Residence roma

RESIDENCE ROMA
Anno: 2000
Durata: 45′
Regista: Fabio Caramaschi
Direttore della fotografia: Fabio Caramaschi
Montatggio: Davide Mancino & Paolo Petrucci
Produzione: Palomar SpA
trasmesso da RaiTre

2001 Pegaso d’Oro for best documentary film, Premio Ennio Flaiano, Pescara, Italy
2002 Italia Doc Prize for best Italian film, Libero Bizzarri festival, S. Benedetto del Tronto, Italy
2002 Jury Prize and Audience Prize, Roma Doc Fest, Rome, Italy

 

“Come presidente della giuria, assegno il premio al miglior documentario a Residence Roma per le soluzioni narrative originali che permettono di raggiungere un notevole spessore umano e per l’assenza di una convenzionale retorica sociale”

Liliana Cavani

“Un esempio di ciò che la televisione non riuscirà mai a fare.

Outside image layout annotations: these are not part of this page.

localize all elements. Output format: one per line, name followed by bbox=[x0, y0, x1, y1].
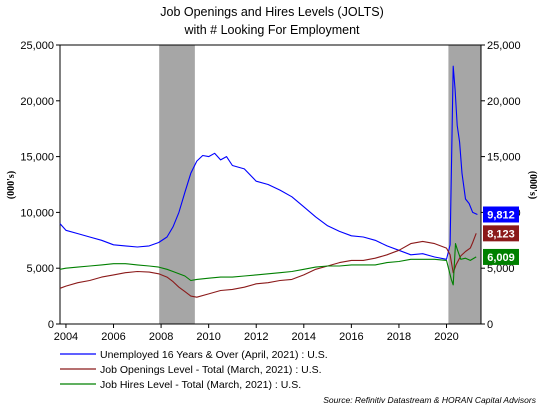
value-badge-job-openings bbox=[483, 225, 519, 242]
x-tick-label-6: 2016 bbox=[339, 331, 363, 343]
x-tick-label-5: 2014 bbox=[292, 331, 316, 343]
y-tick-label-right-0: 0 bbox=[487, 319, 493, 331]
series-line-job-openings bbox=[59, 233, 477, 298]
chart-subtitle: with # Looking For Employment bbox=[183, 23, 360, 37]
chart-title: Job Openings and Hires Levels (JOLTS) bbox=[160, 5, 383, 19]
y-axis-label-right: (000's) bbox=[527, 171, 538, 199]
value-badge-label-unemployed: 9,812 bbox=[487, 209, 515, 221]
x-tick-label-0: 2004 bbox=[54, 331, 78, 343]
source-note: Source: Refinitiv Datastream & HORAN Cap… bbox=[323, 395, 536, 405]
y-tick-label-right-1: 5,000 bbox=[487, 263, 515, 275]
value-badge-job-hires bbox=[483, 248, 519, 265]
x-tick-label-1: 2006 bbox=[101, 331, 125, 343]
series-lines bbox=[59, 65, 478, 298]
y-tick-label-left-3: 15,000 bbox=[20, 152, 54, 164]
y-tick-label-right-4: 20,000 bbox=[487, 96, 521, 108]
x-tick-label-2: 2008 bbox=[149, 331, 173, 343]
x-tick-label-8: 2020 bbox=[434, 331, 458, 343]
value-badge-label-job-openings: 8,123 bbox=[487, 228, 515, 240]
legend-label-unemployed: Unemployed 16 Years & Over (April, 2021)… bbox=[100, 349, 328, 361]
series-line-unemployed bbox=[59, 65, 478, 260]
value-badge-unemployed bbox=[483, 206, 519, 223]
legend-label-job-hires: Job Hires Level - Total (March, 2021) : … bbox=[100, 379, 301, 391]
series-line-job-hires bbox=[59, 243, 477, 286]
value-badges: 9,812 8,123 6,009 bbox=[483, 206, 519, 265]
axis-ticks: 005,0005,00010,00010,00015,00015,00020,0… bbox=[20, 40, 520, 343]
recession-band-1 bbox=[159, 45, 195, 324]
y-tick-label-left-0: 0 bbox=[48, 319, 54, 331]
y-tick-label-left-2: 10,000 bbox=[20, 207, 54, 219]
y-axis-label-left: (000's) bbox=[6, 171, 17, 199]
legend: Unemployed 16 Years & Over (April, 2021)… bbox=[60, 349, 328, 391]
y-tick-label-left-5: 25,000 bbox=[20, 40, 54, 52]
y-tick-label-right-5: 25,000 bbox=[487, 40, 521, 52]
value-badge-label-job-hires: 6,009 bbox=[487, 252, 515, 264]
x-tick-label-7: 2018 bbox=[387, 331, 411, 343]
recession-shading bbox=[159, 45, 481, 324]
plot-area bbox=[59, 44, 482, 325]
x-tick-label-3: 2010 bbox=[196, 331, 220, 343]
y-tick-label-left-1: 5,000 bbox=[26, 263, 54, 275]
y-tick-label-left-4: 20,000 bbox=[20, 96, 54, 108]
x-tick-label-4: 2012 bbox=[244, 331, 268, 343]
y-tick-label-right-3: 15,000 bbox=[487, 152, 521, 164]
legend-label-job-openings: Job Openings Level - Total (March, 2021)… bbox=[100, 364, 322, 376]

Fabio Caramaschi aggira ogni pietismo di maniera con un sottile gioco di specchi: la telecamera abbandona la sua posizione asettica e giudicante, divenendo baricentro e complice tra regista, intervistatore e intervistato”

Dante Albanese, “Cineforum”

“L’autore presenta con efficacia straordinaria un ritratto di vita vissuta con disincanto e dolore”

Italo Moscati, Premio Libero Bizzarri

Il documentario racconta la vita, la storia familiare e sociale di alcuni degli abitanti di un complesso di cinque palazzine alla periferia di Roma, denominato “Residence Roma”, in cui il comune ospita un migliaio di famiglie senza reddito in assistenza alloggiativa. La telecamera diventa nelle mani degli stessi protagonisti strumento di cosciente autorappresentazione, in una narrazione che cerca di essere sempre storia umana e mai retorica sociale, a dispetto delle condizioni di insormontabile ed ereditario disagio sociale cui gli intervistati-intervistatori sembrano condannati.

Impegnati da generazioni in una specie di guerra civile permanente con il corpo produttivo della società, gli abitanti del Residence sembrano, ad uno sguardo superficiale, porsi ben poche domande sulla natura e sul futuro della propria situazione. Il documentario è stato anche un occasione, specie per i più giovani, cui la prima parte è interamente dedicata, di porre a se stessi, ai loro genitori e agli altri adulti che li circondano domande cui non è facile per nessuno rispondere. Abbiamo cercato anche di conservare ed evidenziare una certa vena umoristica che accompagna i nostri protagonisti nello snodarsi della loro drammatica vicenda. Si direbbe che anche al Residence Roma, come diceva Flaiano “la situazione è tragica ma non seria”.